Research

 


多様な骨格を系統的に合成する:骨格多様化合成

機能性物質の創製を原子・分子スケールから革新していく基盤技術として、分子骨格レベルで三次元構造を多様化する合成化学の重要性が認識されるようになりました。我々は多種多様な二次代謝産物を創出する生合成経路を摸倣しながら、合成化学的に改変・拡張するアプローチに取り組んできました。仮想生合成中間体を安定化した多能性中間体を設計し,5種類のインドールアルカロイド骨格の作り分けを実現しました。複雑なアルカロイドの構造を簡略化することなく,多官能性の化合物群を僅か6-9工程で合成できます。分子骨格・立体化学や官能基を系統的に多様化しながら、アセンブリーライン合成するための戦略の提案と体系化に取り組んでいます。

生合成プロセスの合理的改変:化学−酵素ハイブリッド合成

植物や微生物は、酵素マシナリーを利用して生物活性天然物群をいとも簡単に生理的条件下で作り上げます。 これら酵素の反応を合成化学で活用できれば、医薬品候補分子群を格段にたやすく合成できるはずです。我々は、酵素合成と化学合成を連携させ、シンプルな基質から複雑な五環性骨格をわずか1日で合成できる化学−酵素ハイブリッドプロセスを開発しました。更に、微生物が本来利用している基質に類似した合成基質群を設計し、生合成では産生されていない分子群の合成にも成功しました。酵素反応と有機合成反応をシームレスに融合させ、官能基を改変した天然物類似化合物群を手早く柔軟に合成できます。

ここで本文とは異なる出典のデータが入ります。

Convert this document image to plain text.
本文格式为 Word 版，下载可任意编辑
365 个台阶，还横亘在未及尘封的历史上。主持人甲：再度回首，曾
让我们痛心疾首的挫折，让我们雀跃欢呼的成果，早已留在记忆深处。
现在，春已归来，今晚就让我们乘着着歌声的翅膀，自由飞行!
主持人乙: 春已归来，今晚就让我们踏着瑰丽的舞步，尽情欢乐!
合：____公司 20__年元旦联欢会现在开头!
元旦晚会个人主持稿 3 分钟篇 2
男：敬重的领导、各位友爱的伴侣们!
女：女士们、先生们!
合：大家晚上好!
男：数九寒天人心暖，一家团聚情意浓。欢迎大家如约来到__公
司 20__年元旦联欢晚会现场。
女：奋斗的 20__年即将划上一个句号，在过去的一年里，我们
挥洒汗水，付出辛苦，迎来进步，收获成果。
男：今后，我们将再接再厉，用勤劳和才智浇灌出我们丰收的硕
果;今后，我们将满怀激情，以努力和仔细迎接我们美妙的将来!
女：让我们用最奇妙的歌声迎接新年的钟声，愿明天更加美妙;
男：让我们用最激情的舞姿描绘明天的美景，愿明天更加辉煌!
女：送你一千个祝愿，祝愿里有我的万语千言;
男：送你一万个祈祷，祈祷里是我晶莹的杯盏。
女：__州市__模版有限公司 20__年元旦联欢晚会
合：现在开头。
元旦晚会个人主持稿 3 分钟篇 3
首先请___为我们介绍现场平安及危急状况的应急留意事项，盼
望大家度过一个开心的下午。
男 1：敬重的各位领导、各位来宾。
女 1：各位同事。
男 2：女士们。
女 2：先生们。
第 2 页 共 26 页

共有結合性リガンド群を活用したケミカルバイオロジー研究

漢方薬の有効成分であるアルテミシニンやその誘導体は、マラリア治療に革新をもたらしました。細胞内のヘム鉄とペルオキシド架橋部位との反応で生じる炭素ラジカル種が生体分子と共有結合を形成しつつ,局所的な酸化ストレスを亢進します。我々は、アルテミシニン類の6位の炭素を窒素に置き換えた分子群を設計し、単純な構築ブロックからわずか4工程で四環性骨格を構築しました。これにより、従来構造改変が困難であった C 環部へ様々な置換基を導入した類縁体群を創出しました。合成法の改良や構造の多様化を進めるとともに、分子プローブを活用したケミカルバイオロジー研究や創薬リード創製に取り組んでいます。

天然物骨格を活用した超分子形成・機能創発

生物活性天然物は、一般に複数のsp3不斉炭素を有し、多様な官能基群が密に集積化された構造特性を持ちます。我々は、高度に官能化された天然物の構造に潜在する精緻な分子認識能力に着目し、機能性ナノ構造体を組み上げていくアプローチに着手しました。キラルな C2 対称型アルカロイド骨格の立体化学を改変し、点不斉情報に依存して発光性錯体形成様式/キロプティカル特性/ナノ粒子サイズ制御を実現しています。天然物骨格を基盤として、機能性ユニット間の空間配置を系統的に多様化できる多官能性スキャフォールド群を創製しています。天然物類似中分子群を基盤として超分子を形成させ、センシング機能を創発するシステムを開発していきます。